Se volvió hacia Rossetti, inquieto.

—¿Qué sabes del doctor Blake?

—¿De Bill Blake? —su compañero puso cara de sorpresa—. Normal, supongo. Algo extraño, a mi modo de ver, pero es sólo una impresión personal. Cualquier tío que se gane la vida de ese modo me parece extraño.

Harry visualizó la glacial sala de autopsias, con sus azulejos blancos y el aire acondicionado a toda marcha; vio a Blake canturreando, con el bisturí apuntado al cadáver desnudo de Suzie Walker.

Allí había algo raro. Lo sentía en los huesos.

Guiándose por una corazonada, llamó al hospital de Seattle donde Wil Ethan había hecho su internado. Preguntó si en sus archivos figuraba el nombre de William o Bill Blake. Una hora después llamaron para informarle que, muchos años antes, habían tenido allí un interno llamado William E. Blake.

—William Ethan Blake —dijo Harry a Rossetti, con aire de triunfo—. Es nuestro hombre.

El doctor Blake aparcó el Volvo gris oscuro en el lugar de costumbre. Al entrar en el hospital se encontró frente a frente con un policía uniformado.

—Disculpe, doctor —el agente retrocedió un paso, respetuosamente.

Blake volvió a respirar.

—¿Qué pasa? —preguntó, echando una mirada nerviosa por encima del hombro.

El agente sabía que el doctor Blake era médico forense; lo había visto actuar en varios casos de homicidio y no tenía motivos para desconfiar de él.

—El jefe ordenó custodiar todas las entradas, doctor —explicó—. Hay una joven paciente a la que quiere proteger.

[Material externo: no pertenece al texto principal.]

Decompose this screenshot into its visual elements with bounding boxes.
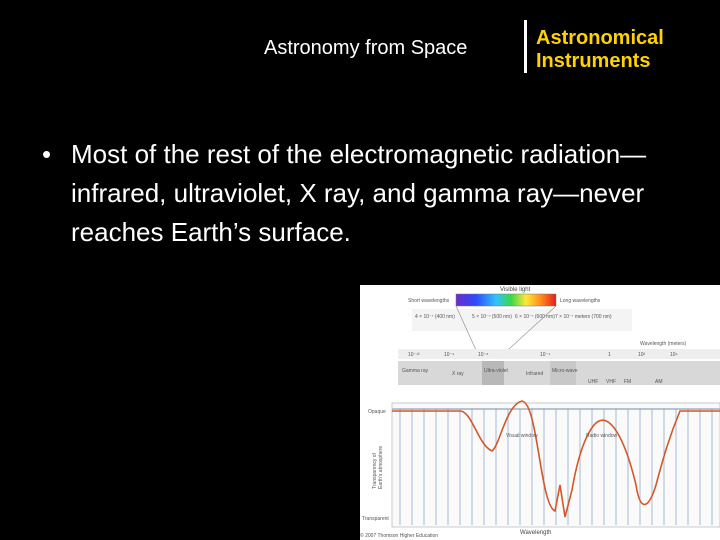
- bullet-symbol: •: [42, 139, 52, 169]
- band-am: AM: [655, 379, 663, 385]
- wavelength-meters-label: Wavelength (meters): [640, 341, 687, 347]
- spectrum-diagram: Visible light Short wavelengths Long wav…: [362, 287, 720, 536]
- long-wavelengths-label: Long wavelengths: [560, 298, 601, 304]
- scale-band: [398, 349, 720, 359]
- scale-tick-1: 10⁻¹²: [408, 352, 420, 358]
- chapter-title-line2: Instruments: [536, 50, 651, 72]
- scale-tick-4: 10⁻⁴: [540, 352, 550, 358]
- header-divider: [524, 20, 527, 73]
- visible-tick-3: 6 × 10⁻⁷ (600 nm): [515, 314, 555, 320]
- y-axis-label-line2: Earth's atmosphere: [378, 446, 384, 489]
- visible-spectrum-bar: [455, 293, 557, 307]
- microwave-band-highlight: [550, 361, 576, 385]
- band-gamma: Gamma ray: [402, 368, 429, 374]
- visible-tick-4: 7 × 10⁻⁷ meters (700 nm): [555, 314, 612, 320]
- opaque-label: Opaque: [368, 409, 386, 415]
- vertical-arrows: [399, 409, 713, 525]
- x-axis-label: Wavelength: [520, 530, 551, 536]
- chapter-title-line1: Astronomical: [536, 27, 664, 49]
- scale-ticks: 10⁻¹² 10⁻⁹ 10⁻⁸ 10⁻⁴ 1 10² 10⁴: [408, 352, 678, 358]
- scale-tick-2: 10⁻⁹: [444, 352, 454, 358]
- y-axis-label-line1: Transparency of: [372, 452, 378, 489]
- transparency-curve: [392, 400, 720, 518]
- scale-tick-6: 10²: [638, 352, 646, 358]
- visible-ticks-band: [412, 309, 632, 331]
- band-microwave: Micro-wave: [552, 368, 578, 374]
- bullet-point: • Most of the rest of the electromagneti…: [42, 135, 692, 252]
- visible-tick-2: 5 × 10⁻⁷ (500 nm): [472, 314, 512, 320]
- section-title: Astronomy from Space: [264, 37, 468, 59]
- visual-window-label: Visual window: [506, 433, 538, 439]
- band-infrared: Infrared: [526, 371, 543, 377]
- band-uhf: UHF: [588, 379, 598, 385]
- ultraviolet-band-highlight: [482, 361, 504, 385]
- scale-tick-5: 1: [608, 352, 611, 358]
- band-vhf: VHF: [606, 379, 616, 385]
- scale-tick-7: 10⁴: [670, 352, 678, 358]
- figure-copyright: © 2007 Thomson Higher Education: [360, 533, 439, 539]
- visible-light-label: Visible light: [500, 287, 531, 293]
- bullet-text: Most of the rest of the electromagnetic …: [71, 139, 647, 247]
- transparent-label: Transparent: [362, 516, 389, 522]
- scale-tick-3: 10⁻⁸: [478, 352, 488, 358]
- visible-tick-1: 4 × 10⁻⁷ (400 nm): [415, 314, 455, 320]
- band-fm: FM: [624, 379, 631, 385]
- radio-window-label: Radio window: [586, 433, 618, 439]
- em-spectrum-figure: Visible light Short wavelengths Long wav…: [360, 285, 720, 540]
- band-xray: X ray: [452, 371, 464, 377]
- short-wavelengths-label: Short wavelengths: [408, 298, 450, 304]
- band-ultraviolet: Ultra-violet: [484, 368, 509, 374]
- chapter-title: Astronomical Instruments: [536, 27, 664, 73]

—¿Estudiante? —Blake adivinó la respuesta antes de oírla.

—En efecto, doctor.

—Supongo que es el detective Jordan quien está a cargo —comentó tranquilamente—. Muchas veces hemos trabajado juntos. Esperemos que esto no acabe en otro desastre para él.

—Esperemos que no, doctor.

—¿Jordan está aquí? —preguntó, con perfecta desenvoltura.

—No, señor. Está en la estación de policía. Pero vendrá de un momento a otro.

—¿La señorita Malone está con él?

—Sí, doctor. Vino desde nueva York hace un par de horas.

Con toda la calma posible, Blake caminó por el pasillo hasta la salida de incendios y salió por allí para correr al aparcamiento. Se sentó en el Volvo a pensar qué haría. Aquello había terminado, sin duda. Se preguntó cuánto tardarían en apresarlo. No le importaba. Sólo quería ajustar cuentas con la mala zorra que lo había arruinado.